CHARLESTON, W.Va. (AP) — A program aimed at offering low-level drug offenders treatment instead of jail time has been deemed successful, years after it began in West Virginia's most populous county.

Most of those who enter the Law Enforcement Assisted Diversion program implemented three years ago in Kanawha County are not arrested again, officials in Charleston told WCHS-TV .

As the addiction services director at Prestera Center, which offers mental health services in several counties, Dana Petroff has seen more than 150 offenders go through the program. Nearly three quarters of those who were sent to the program had not been rearrested, she said.

"Six months after referral into our program, we have a 74 percent success rate," Petroff said.

LEAD is expanding into southern West Virginia and cities north of Charleston, Petroff said.

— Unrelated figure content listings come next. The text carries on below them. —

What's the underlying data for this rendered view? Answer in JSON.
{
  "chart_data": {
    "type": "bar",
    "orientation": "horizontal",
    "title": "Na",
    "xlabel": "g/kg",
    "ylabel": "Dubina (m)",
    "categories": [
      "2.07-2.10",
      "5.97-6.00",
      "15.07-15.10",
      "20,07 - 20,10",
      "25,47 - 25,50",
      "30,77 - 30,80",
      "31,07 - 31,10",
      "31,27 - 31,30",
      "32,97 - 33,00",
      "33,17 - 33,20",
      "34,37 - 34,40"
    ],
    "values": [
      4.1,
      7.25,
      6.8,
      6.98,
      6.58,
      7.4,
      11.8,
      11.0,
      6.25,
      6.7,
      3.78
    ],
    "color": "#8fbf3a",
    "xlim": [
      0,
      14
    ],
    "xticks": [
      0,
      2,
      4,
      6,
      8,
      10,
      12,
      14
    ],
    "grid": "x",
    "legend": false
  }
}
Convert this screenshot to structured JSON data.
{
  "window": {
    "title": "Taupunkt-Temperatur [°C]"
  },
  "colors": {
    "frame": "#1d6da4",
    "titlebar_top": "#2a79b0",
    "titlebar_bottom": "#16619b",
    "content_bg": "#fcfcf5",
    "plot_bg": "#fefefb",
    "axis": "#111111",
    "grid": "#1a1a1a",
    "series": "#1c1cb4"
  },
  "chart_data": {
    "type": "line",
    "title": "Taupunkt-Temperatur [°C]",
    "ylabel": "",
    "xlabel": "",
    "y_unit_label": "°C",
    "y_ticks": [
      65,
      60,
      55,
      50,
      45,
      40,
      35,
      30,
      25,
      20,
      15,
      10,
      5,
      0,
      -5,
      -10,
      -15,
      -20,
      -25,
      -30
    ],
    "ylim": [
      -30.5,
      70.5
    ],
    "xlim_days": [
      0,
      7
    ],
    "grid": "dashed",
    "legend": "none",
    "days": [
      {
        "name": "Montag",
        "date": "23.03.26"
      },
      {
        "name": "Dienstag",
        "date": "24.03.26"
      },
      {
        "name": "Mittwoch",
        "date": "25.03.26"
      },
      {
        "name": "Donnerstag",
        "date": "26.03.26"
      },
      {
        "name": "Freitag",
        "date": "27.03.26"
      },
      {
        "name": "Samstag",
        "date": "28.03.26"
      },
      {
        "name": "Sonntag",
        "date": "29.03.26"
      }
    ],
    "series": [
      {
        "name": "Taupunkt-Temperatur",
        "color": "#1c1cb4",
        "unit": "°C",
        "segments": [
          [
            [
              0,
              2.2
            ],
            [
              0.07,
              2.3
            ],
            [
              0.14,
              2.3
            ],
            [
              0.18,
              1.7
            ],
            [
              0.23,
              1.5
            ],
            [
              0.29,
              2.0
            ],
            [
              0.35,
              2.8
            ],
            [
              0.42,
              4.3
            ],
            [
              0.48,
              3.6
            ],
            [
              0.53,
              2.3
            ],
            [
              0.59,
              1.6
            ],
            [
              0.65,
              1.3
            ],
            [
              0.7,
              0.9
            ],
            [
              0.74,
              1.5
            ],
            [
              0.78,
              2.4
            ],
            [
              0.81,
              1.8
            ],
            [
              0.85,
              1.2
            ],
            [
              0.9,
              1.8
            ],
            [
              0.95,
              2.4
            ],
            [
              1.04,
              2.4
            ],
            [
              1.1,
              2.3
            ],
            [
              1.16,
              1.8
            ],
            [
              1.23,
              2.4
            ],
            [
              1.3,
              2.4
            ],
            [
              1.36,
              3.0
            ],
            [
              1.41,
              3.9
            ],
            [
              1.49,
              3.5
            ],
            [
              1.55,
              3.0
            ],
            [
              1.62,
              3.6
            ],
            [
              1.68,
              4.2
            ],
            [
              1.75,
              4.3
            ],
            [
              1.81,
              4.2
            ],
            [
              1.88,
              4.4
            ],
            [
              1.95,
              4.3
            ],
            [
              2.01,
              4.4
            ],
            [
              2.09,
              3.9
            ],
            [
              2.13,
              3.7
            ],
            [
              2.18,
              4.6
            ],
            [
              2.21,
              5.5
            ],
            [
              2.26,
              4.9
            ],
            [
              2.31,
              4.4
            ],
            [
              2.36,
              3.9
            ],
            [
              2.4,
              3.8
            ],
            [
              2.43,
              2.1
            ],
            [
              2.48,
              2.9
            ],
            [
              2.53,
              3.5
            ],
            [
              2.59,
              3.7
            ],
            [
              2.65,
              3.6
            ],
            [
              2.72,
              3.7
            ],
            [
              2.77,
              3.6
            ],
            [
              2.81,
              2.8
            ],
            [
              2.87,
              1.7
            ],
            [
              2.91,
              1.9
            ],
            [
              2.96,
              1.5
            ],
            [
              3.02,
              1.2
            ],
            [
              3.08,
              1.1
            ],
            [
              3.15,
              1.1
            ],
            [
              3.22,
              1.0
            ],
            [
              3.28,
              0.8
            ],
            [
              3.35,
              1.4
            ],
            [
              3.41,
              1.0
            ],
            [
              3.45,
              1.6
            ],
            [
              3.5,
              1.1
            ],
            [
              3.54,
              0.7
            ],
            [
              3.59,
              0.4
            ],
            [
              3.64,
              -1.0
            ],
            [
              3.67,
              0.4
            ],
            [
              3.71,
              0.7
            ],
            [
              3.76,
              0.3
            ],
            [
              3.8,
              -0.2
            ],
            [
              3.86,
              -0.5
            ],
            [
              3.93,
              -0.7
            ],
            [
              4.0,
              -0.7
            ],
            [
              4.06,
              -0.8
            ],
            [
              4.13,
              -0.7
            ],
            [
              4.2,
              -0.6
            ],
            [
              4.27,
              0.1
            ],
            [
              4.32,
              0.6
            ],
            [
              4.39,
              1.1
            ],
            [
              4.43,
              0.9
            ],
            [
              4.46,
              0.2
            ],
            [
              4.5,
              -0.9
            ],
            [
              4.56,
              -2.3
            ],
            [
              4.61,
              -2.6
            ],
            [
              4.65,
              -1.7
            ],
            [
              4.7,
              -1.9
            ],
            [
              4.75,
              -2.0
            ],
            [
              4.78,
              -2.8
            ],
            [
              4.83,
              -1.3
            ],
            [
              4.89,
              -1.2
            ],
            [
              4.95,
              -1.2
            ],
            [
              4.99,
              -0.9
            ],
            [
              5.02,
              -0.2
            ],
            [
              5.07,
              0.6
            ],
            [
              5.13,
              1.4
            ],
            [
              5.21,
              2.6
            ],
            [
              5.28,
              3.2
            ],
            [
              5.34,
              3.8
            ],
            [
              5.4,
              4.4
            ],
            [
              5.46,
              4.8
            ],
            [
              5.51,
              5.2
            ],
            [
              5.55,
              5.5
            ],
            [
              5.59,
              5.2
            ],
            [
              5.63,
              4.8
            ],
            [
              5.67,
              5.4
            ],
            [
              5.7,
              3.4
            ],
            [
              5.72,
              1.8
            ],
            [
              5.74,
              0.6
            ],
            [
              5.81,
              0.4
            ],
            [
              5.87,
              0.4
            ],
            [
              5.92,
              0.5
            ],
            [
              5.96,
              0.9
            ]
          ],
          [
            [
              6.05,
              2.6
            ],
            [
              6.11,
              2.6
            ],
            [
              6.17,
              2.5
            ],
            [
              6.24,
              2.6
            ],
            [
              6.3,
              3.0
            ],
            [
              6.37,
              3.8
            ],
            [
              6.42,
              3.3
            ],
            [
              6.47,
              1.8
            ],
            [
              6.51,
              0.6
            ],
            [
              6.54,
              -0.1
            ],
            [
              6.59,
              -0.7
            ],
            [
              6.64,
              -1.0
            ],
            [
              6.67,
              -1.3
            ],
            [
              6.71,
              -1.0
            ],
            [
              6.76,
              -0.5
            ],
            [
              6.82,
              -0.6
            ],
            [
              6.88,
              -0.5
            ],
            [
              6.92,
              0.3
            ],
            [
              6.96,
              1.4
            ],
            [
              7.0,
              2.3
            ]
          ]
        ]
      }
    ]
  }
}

She believes that extension is largely based on the program's success in and around the city.

"Until we have fewer addicts and less people who are dependent on these opioids, the crisis is going to continue. Crime is going to continue to skyrocket," Charleston police Chief Steve Cooper said.

Heath Johnson was 22-years-old when a foot injury led him to become addicted to prescription pills, he said. A Saint Albans police officer offered him treatment through the LEAD program.

"The place that I was at in my life, if I got sober and I'm doing what I am now, then it's possible for anybody," Johnson said. "They just have to have those doors and those avenues opened up."